O Estado de S. Paulo
A confusão entre o que é temporário e o que é permanente pode comprometer o ajuste de Estados
No afã de conseguir apoio à aprovação do
projeto que reduz permanentemente as alíquotas do ICMS, o governo federal
soltou uma nota técnica na qual contradiz pareceres do Tesouro que serviram de
base à aprovação do regime de recuperação fiscal de Goiás e do Rio Grande do
Sul.
A nota aponta que os Estados e os
municípios têm dinheiro sobrando em caixa e que, com essa folga, deveriam
devolver os recursos à sociedade – ou por transferências de renda, ou por
redução de tributos.
O mesmo texto foi citado pela
Advocacia-geral da União na resposta à proposta de acordo sobre a redução do
ICMS que as secretarias estaduais fizeram ao Supremo Tribunal Federal.

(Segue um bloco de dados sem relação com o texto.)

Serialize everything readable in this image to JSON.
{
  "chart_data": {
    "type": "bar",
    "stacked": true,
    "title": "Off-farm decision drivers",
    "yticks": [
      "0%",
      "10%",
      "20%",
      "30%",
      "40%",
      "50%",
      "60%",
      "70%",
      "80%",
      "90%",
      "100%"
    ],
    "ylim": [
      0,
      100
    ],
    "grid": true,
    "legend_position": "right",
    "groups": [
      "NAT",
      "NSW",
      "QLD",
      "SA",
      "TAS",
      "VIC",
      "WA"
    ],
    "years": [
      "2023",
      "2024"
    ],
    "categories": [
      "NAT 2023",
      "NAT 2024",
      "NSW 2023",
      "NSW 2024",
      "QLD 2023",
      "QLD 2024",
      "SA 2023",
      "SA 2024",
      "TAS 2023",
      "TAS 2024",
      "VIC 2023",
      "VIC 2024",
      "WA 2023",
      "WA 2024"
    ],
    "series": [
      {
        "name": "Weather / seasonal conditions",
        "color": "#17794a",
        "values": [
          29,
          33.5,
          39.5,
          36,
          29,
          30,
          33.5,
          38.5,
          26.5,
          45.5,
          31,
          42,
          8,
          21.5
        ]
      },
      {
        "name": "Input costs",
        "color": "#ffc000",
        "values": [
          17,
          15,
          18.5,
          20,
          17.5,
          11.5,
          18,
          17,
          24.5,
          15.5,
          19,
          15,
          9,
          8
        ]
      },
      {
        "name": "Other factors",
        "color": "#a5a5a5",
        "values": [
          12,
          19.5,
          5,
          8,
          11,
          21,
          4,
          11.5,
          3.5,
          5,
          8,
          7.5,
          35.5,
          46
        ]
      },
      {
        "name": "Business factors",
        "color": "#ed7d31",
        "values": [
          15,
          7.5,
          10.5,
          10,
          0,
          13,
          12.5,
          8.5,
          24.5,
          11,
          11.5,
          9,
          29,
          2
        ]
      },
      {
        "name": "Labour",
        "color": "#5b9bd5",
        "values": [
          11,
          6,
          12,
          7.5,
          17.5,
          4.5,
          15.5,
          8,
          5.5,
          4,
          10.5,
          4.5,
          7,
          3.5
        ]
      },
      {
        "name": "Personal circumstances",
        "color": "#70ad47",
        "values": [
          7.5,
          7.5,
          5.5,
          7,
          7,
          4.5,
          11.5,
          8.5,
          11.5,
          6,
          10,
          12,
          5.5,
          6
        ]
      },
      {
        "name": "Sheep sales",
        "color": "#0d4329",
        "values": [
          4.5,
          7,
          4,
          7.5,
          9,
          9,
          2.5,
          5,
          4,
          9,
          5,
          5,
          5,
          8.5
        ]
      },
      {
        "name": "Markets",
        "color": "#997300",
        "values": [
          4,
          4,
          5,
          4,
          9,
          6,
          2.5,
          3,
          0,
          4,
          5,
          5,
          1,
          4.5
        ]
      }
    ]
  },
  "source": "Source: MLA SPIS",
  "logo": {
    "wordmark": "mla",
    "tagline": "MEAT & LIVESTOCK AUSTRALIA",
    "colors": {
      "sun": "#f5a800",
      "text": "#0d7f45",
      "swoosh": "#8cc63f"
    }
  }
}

O governo rejeitou a proposta dizendo que o
nível da arrecadação já retornou à tendência de antes da pandemia e, por isso,
não seria necessária a compensação integral de perdas arrecadatórias como
propuseram os Estados.
A folga fiscal de Estados e municípios
mencionada na nota (R$ 204 bilhões ou 2,4% do PIB em 2021) diverge do indicador
semelhante estimado pelo Banco Central, que apontou superávit de R$ 62 bilhões
ou 0,7% do PIB.
O diagnóstico benigno sobre as finanças estaduais também diverge dos pareceres do Tesouro sobre a proposta de regime fiscal de Goiás e do Rio Grande do Sul. Nesses pareceres, espera-se que Goiás seja capaz de custear seu serviço da dívida com recursos próprios, de superávits primários, a partir de 2027. No caso do Rio Grande do Sul, o prazo é mais longo, de 2028.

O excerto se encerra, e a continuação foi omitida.